The agency, which responds to more than 700 cardiac arrest calls per year, is among many in the country that now favor extended CPR at the scene instead of quick transport. Ambulance services in Maine, Arizona and Washington state have seen similar increases in the number of revived patients, according to the Journal of Emergency Medical Services.
Cardiologist Dr. Doug Holloway, with the Baptist Health Heart Institute, agrees that the new protocol is showing positive results.
Cardiac arrest — the abrupt loss of heart function caused by malfunctioning electrical impulses — is the third-leading cause of death in America behind cancer and heart disease, according to the Academies of Medicine. It affects nearly 600,000 people per year, often those with coronary artery disease. Survivors who don’t receive immediate treatment can suffer brain damage within minutes.

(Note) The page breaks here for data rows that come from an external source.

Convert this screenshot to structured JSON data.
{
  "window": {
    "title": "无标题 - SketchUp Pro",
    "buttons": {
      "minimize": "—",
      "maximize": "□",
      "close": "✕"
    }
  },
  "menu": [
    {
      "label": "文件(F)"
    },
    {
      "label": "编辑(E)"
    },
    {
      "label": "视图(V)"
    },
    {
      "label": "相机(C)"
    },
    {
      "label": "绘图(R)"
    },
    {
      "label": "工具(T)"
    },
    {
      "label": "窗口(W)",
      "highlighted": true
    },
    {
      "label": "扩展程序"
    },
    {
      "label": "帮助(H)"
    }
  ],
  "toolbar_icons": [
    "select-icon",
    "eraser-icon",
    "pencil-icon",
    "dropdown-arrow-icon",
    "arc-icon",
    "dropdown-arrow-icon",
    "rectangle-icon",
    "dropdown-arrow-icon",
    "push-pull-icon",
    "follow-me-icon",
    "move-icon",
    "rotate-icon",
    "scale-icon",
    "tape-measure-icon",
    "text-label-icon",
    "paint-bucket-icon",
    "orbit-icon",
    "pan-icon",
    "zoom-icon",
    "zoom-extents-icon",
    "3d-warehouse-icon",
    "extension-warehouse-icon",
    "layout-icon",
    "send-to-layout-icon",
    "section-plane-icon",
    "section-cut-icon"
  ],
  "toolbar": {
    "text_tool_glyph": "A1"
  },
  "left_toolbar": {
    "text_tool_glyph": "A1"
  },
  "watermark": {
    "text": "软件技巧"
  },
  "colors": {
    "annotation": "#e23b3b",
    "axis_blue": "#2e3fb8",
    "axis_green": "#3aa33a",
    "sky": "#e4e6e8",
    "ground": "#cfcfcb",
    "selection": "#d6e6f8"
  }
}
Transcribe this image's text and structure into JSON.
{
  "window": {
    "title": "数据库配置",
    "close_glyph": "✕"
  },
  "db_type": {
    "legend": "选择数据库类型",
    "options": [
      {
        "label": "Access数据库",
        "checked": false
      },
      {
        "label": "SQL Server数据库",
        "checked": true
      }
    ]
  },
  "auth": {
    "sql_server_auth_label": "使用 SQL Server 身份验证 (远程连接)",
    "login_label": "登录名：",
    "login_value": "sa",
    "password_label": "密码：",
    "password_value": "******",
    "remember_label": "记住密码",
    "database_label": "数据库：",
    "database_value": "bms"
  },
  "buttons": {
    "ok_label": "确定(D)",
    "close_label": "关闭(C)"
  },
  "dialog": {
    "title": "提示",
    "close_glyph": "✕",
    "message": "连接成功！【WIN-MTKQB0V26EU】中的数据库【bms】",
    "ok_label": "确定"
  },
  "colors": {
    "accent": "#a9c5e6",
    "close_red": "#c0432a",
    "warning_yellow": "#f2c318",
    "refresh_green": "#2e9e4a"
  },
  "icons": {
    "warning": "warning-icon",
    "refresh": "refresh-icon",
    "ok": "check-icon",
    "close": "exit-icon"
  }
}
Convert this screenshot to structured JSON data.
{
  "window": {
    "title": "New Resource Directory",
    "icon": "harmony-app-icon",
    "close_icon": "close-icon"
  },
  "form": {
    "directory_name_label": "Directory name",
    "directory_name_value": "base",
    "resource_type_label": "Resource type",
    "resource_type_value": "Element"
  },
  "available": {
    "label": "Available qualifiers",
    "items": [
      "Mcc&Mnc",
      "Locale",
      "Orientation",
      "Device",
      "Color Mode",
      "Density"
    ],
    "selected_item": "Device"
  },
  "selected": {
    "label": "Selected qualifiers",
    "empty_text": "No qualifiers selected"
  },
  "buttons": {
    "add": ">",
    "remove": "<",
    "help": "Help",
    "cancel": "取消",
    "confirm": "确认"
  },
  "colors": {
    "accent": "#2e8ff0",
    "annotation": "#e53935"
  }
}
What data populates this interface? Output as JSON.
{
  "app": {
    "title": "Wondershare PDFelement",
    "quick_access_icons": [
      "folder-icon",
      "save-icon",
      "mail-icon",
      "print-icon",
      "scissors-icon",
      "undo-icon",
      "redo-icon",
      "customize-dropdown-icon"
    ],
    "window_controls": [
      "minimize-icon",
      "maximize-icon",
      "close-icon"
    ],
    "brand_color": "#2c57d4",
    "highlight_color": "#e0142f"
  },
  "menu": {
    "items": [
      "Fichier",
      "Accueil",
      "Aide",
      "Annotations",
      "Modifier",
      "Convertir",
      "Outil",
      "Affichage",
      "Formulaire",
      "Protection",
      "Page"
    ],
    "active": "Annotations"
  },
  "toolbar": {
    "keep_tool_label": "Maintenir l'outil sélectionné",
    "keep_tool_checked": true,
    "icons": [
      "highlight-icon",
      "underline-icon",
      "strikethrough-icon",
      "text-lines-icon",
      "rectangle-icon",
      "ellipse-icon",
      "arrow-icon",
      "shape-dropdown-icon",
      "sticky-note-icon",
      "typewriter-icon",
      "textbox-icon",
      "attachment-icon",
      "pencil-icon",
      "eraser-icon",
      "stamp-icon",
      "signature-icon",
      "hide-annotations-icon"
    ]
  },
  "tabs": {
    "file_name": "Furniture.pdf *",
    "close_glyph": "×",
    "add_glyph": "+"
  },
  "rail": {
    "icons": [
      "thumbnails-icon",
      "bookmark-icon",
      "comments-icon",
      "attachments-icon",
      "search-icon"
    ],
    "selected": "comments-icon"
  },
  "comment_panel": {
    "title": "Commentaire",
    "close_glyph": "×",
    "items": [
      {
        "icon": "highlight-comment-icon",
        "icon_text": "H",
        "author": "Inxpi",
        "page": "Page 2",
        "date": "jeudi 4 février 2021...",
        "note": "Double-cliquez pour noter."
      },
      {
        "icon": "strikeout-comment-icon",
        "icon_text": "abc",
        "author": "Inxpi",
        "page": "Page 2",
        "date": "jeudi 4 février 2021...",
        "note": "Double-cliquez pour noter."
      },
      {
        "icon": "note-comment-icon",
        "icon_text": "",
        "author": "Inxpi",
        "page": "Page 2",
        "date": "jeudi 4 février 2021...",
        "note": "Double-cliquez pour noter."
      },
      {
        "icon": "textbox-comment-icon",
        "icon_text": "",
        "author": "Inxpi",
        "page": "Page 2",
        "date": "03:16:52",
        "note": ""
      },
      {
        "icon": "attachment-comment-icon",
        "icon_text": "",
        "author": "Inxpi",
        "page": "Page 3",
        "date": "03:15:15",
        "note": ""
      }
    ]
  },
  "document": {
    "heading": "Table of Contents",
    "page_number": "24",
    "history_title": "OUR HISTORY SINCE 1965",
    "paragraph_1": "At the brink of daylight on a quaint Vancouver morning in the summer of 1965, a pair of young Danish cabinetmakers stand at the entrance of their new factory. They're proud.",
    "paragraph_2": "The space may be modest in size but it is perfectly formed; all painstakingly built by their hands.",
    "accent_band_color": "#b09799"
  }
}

Nearly 80 percent of cases occur in the home, meaning ambulance services such as MEMS are usually among the first to provide aid.
The agency considered public service announcements to inform the 530,000 residents it serves in Pulaski, Faulkner, Grant and Lonoke counties of the new cardiac arrest protocol. Officials were concerned that residents expecting hospital transport might find CPR lacking in urgency.